We’re a commonwealth, I can ask the federal people to leave and they have to leave. I can ask state people to leave and they have to leave.”
Hmmm. Never knew there was a clause in either the US or Kentucky Constitutions that made Sheriffs so all powerful. But this is the kicker, for me. He said people should be allowed, under the 2nd amendment to carry grenades if they need them. No seriously, he did.
Peyman said he was even open to allowing people to own hand grenades “if it was necessary for self protection.”

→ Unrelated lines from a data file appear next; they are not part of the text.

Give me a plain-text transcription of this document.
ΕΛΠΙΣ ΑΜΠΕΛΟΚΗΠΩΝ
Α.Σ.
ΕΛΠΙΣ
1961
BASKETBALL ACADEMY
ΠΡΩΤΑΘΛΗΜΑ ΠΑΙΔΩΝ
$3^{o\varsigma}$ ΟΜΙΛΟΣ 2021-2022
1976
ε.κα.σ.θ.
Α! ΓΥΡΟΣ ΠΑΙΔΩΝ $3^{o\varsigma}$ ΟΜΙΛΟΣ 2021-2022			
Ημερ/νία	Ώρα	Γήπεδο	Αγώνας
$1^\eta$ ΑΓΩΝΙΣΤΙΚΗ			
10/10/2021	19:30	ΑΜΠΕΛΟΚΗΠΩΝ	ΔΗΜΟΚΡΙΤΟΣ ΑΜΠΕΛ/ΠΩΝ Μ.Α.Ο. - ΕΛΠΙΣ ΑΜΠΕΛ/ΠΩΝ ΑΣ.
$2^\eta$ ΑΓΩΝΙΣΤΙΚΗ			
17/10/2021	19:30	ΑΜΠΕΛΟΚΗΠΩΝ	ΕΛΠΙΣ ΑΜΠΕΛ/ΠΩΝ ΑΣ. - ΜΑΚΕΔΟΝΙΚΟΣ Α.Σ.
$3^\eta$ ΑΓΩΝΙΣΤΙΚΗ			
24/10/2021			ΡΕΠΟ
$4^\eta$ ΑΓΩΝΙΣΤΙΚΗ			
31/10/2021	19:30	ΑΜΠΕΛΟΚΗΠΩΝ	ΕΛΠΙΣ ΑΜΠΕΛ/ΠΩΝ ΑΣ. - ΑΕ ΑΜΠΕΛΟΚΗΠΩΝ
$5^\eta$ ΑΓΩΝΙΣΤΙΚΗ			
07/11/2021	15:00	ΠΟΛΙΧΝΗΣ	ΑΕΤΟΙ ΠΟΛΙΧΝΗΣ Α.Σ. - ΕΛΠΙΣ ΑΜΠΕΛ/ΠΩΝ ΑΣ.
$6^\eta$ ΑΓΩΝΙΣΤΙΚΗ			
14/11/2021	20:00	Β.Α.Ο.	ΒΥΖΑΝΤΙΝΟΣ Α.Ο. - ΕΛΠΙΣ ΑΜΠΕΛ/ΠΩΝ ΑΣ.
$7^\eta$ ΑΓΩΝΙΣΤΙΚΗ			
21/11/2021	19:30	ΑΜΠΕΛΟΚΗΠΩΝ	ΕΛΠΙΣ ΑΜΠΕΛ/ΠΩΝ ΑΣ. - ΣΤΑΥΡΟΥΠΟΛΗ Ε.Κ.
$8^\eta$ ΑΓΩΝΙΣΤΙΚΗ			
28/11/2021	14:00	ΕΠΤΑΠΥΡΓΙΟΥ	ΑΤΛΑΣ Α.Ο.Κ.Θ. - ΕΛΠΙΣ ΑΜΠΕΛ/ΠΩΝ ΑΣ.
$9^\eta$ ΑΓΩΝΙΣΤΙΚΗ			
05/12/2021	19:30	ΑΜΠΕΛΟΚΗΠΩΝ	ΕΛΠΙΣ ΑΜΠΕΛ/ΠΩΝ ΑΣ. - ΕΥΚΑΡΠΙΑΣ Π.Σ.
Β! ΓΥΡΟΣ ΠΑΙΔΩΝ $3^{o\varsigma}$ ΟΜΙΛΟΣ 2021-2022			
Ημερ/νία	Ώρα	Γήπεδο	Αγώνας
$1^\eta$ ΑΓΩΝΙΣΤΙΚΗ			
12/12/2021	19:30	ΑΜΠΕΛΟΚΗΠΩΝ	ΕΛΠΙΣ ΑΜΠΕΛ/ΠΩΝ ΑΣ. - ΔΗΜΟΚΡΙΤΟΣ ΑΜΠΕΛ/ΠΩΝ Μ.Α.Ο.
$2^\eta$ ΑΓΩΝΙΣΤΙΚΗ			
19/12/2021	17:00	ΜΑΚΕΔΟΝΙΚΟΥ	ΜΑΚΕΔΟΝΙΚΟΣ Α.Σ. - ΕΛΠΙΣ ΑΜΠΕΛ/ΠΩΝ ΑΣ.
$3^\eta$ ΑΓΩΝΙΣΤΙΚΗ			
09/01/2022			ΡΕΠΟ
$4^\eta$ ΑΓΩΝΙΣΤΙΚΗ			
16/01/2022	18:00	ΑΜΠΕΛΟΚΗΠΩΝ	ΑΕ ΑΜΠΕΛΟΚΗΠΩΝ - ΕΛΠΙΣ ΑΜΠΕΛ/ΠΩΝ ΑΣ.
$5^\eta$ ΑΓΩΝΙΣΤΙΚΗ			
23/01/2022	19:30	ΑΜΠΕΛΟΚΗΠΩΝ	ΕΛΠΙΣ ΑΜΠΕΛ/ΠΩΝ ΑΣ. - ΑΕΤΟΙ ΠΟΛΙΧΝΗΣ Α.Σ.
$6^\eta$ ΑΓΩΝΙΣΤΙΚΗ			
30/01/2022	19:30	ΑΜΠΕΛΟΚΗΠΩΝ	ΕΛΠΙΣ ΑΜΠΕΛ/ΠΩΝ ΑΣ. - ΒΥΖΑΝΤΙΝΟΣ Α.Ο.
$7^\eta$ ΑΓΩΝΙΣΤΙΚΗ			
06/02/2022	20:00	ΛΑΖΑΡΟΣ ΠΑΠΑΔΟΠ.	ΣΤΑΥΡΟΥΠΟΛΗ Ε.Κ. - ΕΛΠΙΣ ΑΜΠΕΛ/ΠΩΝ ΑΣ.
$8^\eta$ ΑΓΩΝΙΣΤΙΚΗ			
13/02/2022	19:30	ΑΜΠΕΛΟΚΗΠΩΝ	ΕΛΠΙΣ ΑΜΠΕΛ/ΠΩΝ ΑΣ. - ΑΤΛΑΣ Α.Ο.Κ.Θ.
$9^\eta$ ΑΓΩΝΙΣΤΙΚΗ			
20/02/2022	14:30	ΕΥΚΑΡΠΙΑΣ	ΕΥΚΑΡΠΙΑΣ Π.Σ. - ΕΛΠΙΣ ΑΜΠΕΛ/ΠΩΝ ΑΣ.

Well Skippy, sign me up for M1 Abrams tank and some FIM-92 Stinger surface-to-air missiles. I mean, we get a lot of funny looking helicopters flying overhead in my neck of the woods. Might be someday they could prove to controlled by the UN's new world order. Wouldn't be prudent of me not to be armed with the weapons I need to take 'em down. I'm sure Sheriff Peyman would agree.
Videos of his press conference can be viewed at Raw Story.
Ps. Sheriff Peyman wants you to know that his little trouble with "Jackson County Judge-Executive William O. Smith and the Jackson County Fiscal Court" is not that big a deal:
Peyman dismissed problems he has with Jackson County Judge-Executive William O. Smith and the Jackson County Fiscal Court.
They say Peyman's office owes the fiscal court more than $278,000 in payroll assistance from when he took office in January 2011. Peyman says there is no problem, but the court has called for an investigation and has set up a county police department. Peyman said he now has no deputies.
I guess he doesn't need no stinking deputies to protect the Constitution.